Peter Lockley / The Washington Times
Jim Larranaga guided the Patriots to the 2006 Final Four, which has boosted recruiting and increased the CAA's national exposure.Peter Lockley / The Washington Times Jim Larranaga guided the Patriots to the 2006 Final Four, which has boosted recruiting and increased the CAA’s national exposure.

About this time three years ago, George Mason basketball coach Jim Larranaga would start a recruiting pitch, only to hear replies concerning the most basic things.

Where is the school? What sort of team do you have?

Understandably, the Patriots‘ 2006 Final Four appearance - and the team’s return trip to the NCAA tournament last spring - changed the dynamic considerably. Receptiveness increased, and awareness of the Fairfax school expanded.

“Now it’s, ‘This is Coach Larranaga from George Mason,’ [and the answer is] ‘George Mason, wow,’ and there’s some excitement in their voice,” Larranaga said. “We want to keep that going.”

It’s a natural inclination, but there’s also a level of necessity to it as well. As George Mason’s profile expanded, so did the exposure for the rest of the Patriots’ Colonial Athletic Association brethren.

The annual search for “the next George Mason” and the ponderings of any sort of Mason Effect are a reliable source of discussion. But as CAA coaches have learned, the entire league is a winner from the Patriots’ push.

The conference is a more recognizable television commodity.
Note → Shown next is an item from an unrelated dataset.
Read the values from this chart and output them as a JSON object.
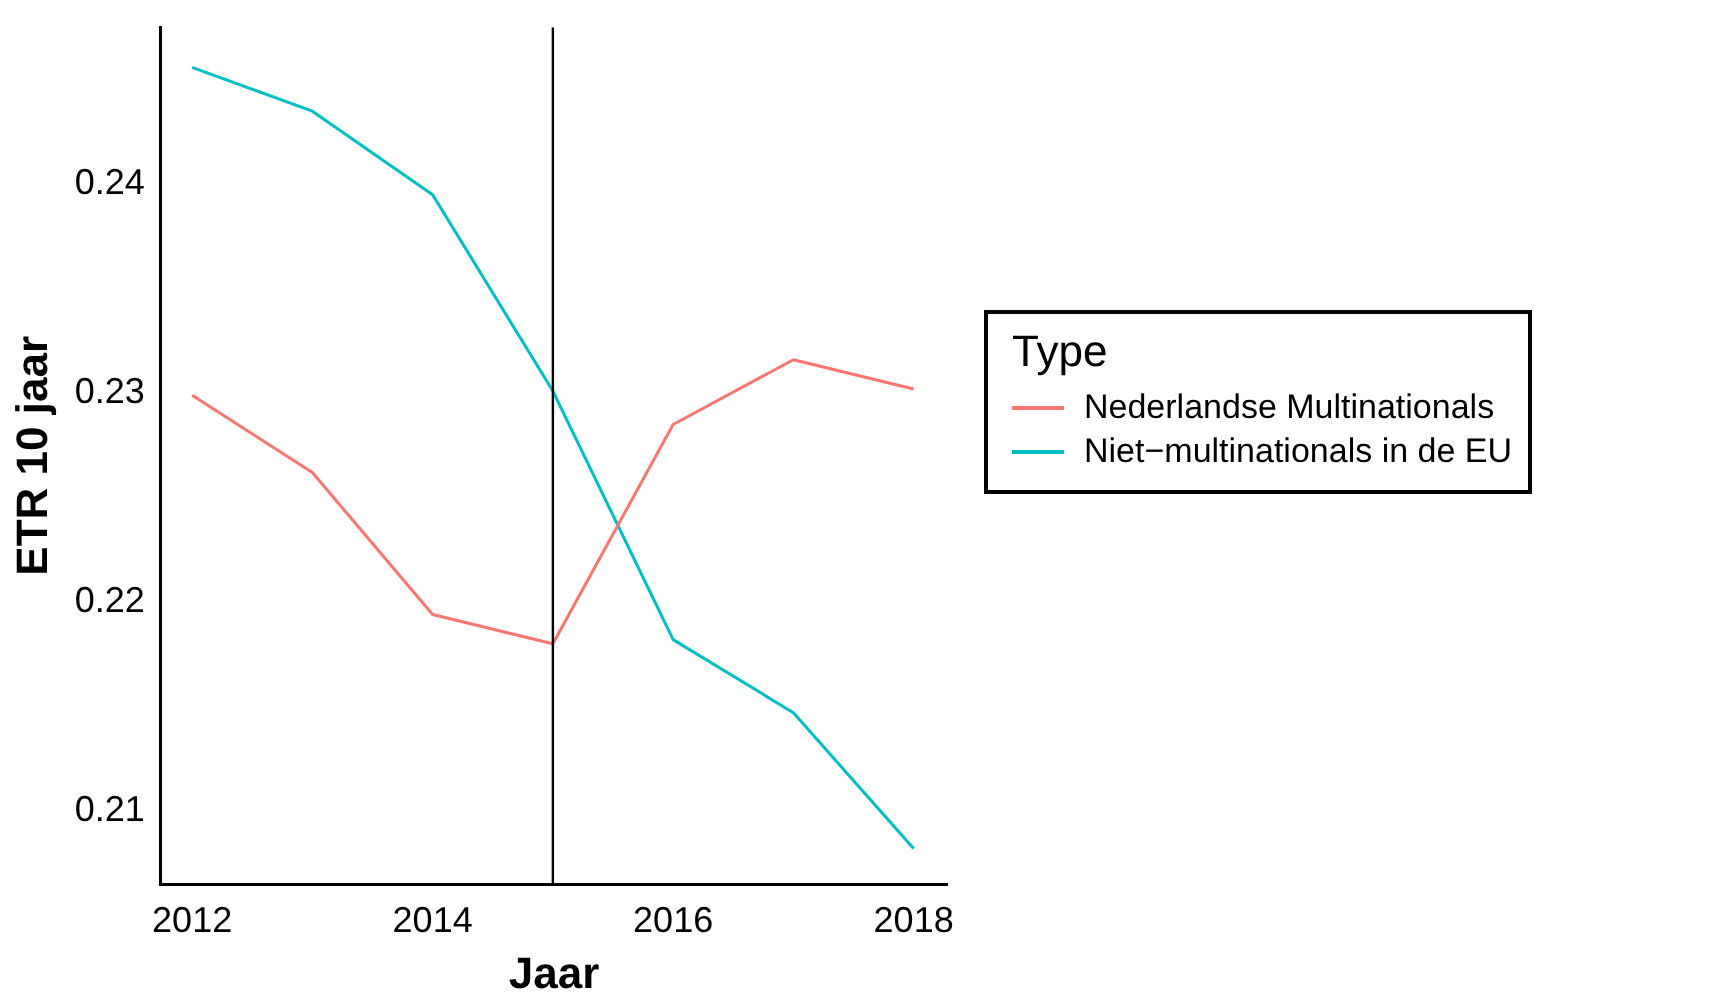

It placed multiple teams in the NCAA tournament in 2006 and 2007. And perhaps most important in the long run, any coach in the league can mention the Final Four without fear of being brushed off.

“George Mason changed the face of this conference, and then VCU followed up by beating Duke in the first round [in 2007],” Towson coach Pat Kennedy said. “We’re probably going to sign four kids in the early signing period, and four years ago I probably couldn’t have gotten into their homes.”
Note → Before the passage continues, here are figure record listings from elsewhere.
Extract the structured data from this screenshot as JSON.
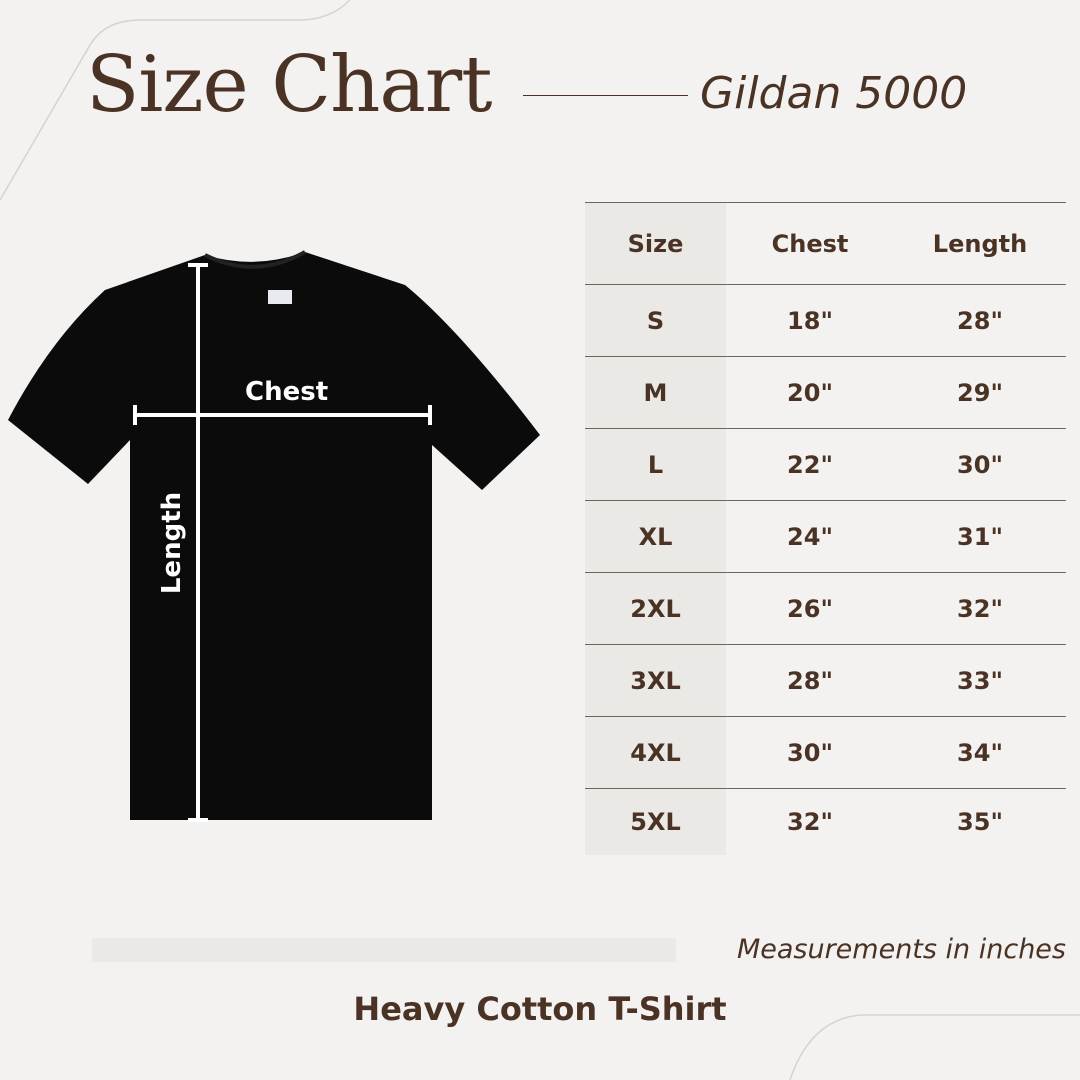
{
  "header": {
    "title": "Size Chart",
    "subtitle": "Gildan 5000"
  },
  "diagram": {
    "chest_label": "Chest",
    "length_label": "Length"
  },
  "table": {
    "headers": [
      "Size",
      "Chest",
      "Length"
    ],
    "rows": [
      [
        "S",
        "18\"",
        "28\""
      ],
      [
        "M",
        "20\"",
        "29\""
      ],
      [
        "L",
        "22\"",
        "30\""
      ],
      [
        "XL",
        "24\"",
        "31\""
      ],
      [
        "2XL",
        "26\"",
        "32\""
      ],
      [
        "3XL",
        "28\"",
        "33\""
      ],
      [
        "4XL",
        "30\"",
        "34\""
      ],
      [
        "5XL",
        "32\"",
        "35\""
      ]
    ]
  },
  "note": "Measurements in inches",
  "footer": "Heavy Cotton T-Shirt",
  "colors": {
    "background": "#f3f2f1",
    "text": "#4a3224",
    "size_column": "#ebe9e6",
    "shirt": "#0b0b0b"
  }
}
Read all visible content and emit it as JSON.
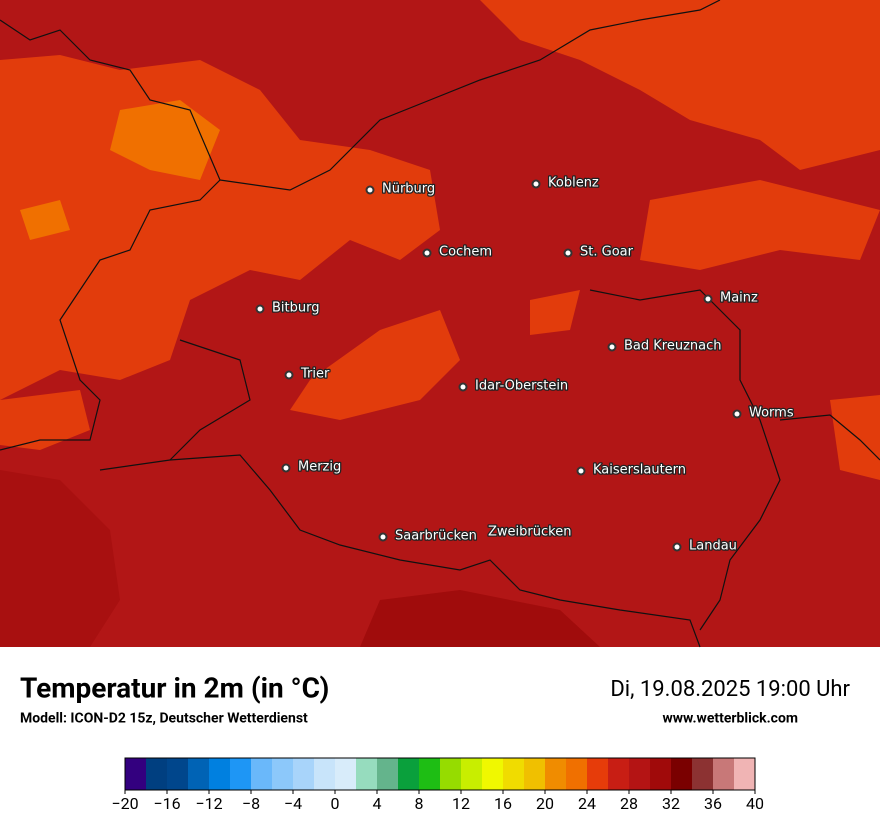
{
  "title": "Temperatur in 2m (in °C)",
  "subtitle": "Modell: ICON-D2 15z, Deutscher Wetterdienst",
  "valid_time": "Di, 19.08.2025 19:00 Uhr",
  "source": "www.wetterblick.com",
  "cities": [
    "Nürburg",
    "Koblenz",
    "Cochem",
    "St. Goar",
    "Bitburg",
    "Mainz",
    "Bad Kreuznach",
    "Trier",
    "Idar-Oberstein",
    "Worms",
    "Merzig",
    "Kaiserslautern",
    "Saarbrücken",
    "Zweibrücken",
    "Landau"
  ],
  "colorbar": {
    "lim": [
      -20,
      40
    ],
    "ticks": [
      {
        "value": -20,
        "label": "−20"
      },
      {
        "value": -16,
        "label": "−16"
      },
      {
        "value": -12,
        "label": "−12"
      },
      {
        "value": -8,
        "label": "−8"
      },
      {
        "value": -4,
        "label": "−4"
      },
      0,
      4,
      8,
      12,
      16,
      20,
      24,
      28,
      32,
      36,
      40
    ],
    "colors": [
      "#33007f",
      "#003f80",
      "#00468c",
      "#0063b5",
      "#0080e0",
      "#1e96f5",
      "#6ab8fa",
      "#8cc8fa",
      "#a8d4fa",
      "#c8e4fa",
      "#d8ecfa",
      "#96dcbe",
      "#64b48c",
      "#0aa03c",
      "#1ebe14",
      "#96dc00",
      "#c8ee00",
      "#f0f800",
      "#f0dc00",
      "#f0c000",
      "#f08c00",
      "#f07000",
      "#e63c0a",
      "#c81e14",
      "#b41414",
      "#a00a0a",
      "#7a0000",
      "#8c3232",
      "#c87878",
      "#f0b4b4"
    ]
  }
}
It’s a class Kennedy believes will be the best in school history, and he proudly declared that his verbal commitments spent their other official visits taking trips to Atlantic 10, Big East and Conference USA schools.

In some ways, the rise of the Atlantic 10 about 15 years ago is a reasonable parallel. Drexel coach Bruiser Flint was an assistant at Massachusetts in the early 1990s as the Minutemen emerged as a national power.

But in the years before that, there was one recognizable program in the conference recruits were sure to know.

“We always looked at Temple because Temple was the team that always did everything,” said Flint, who later was the Minutemen’s coach. “When we said we played against Temple, everybody’s eyes lit up. Then it got to the point we didn’t have to talk about Temple anymore. Everybody knew about everybody in the league, and I think the same thing is happening here.”

Of course, no one benefits as much as George Mason, which is coming off a 23-11 season and opens Saturday at Vermont.

For years, Larranaga’s recruiting strategy was predicated on using the District as a bull’s-eye and then seeking out players from adjacent states. All five of the starters on the Final Four team were from Maryland, and none grew up more than 100 miles from Fairfax.

The Patriots’ class this year is different, drawing in two players from Florida, one from Charlotte, N.C., and another from New York.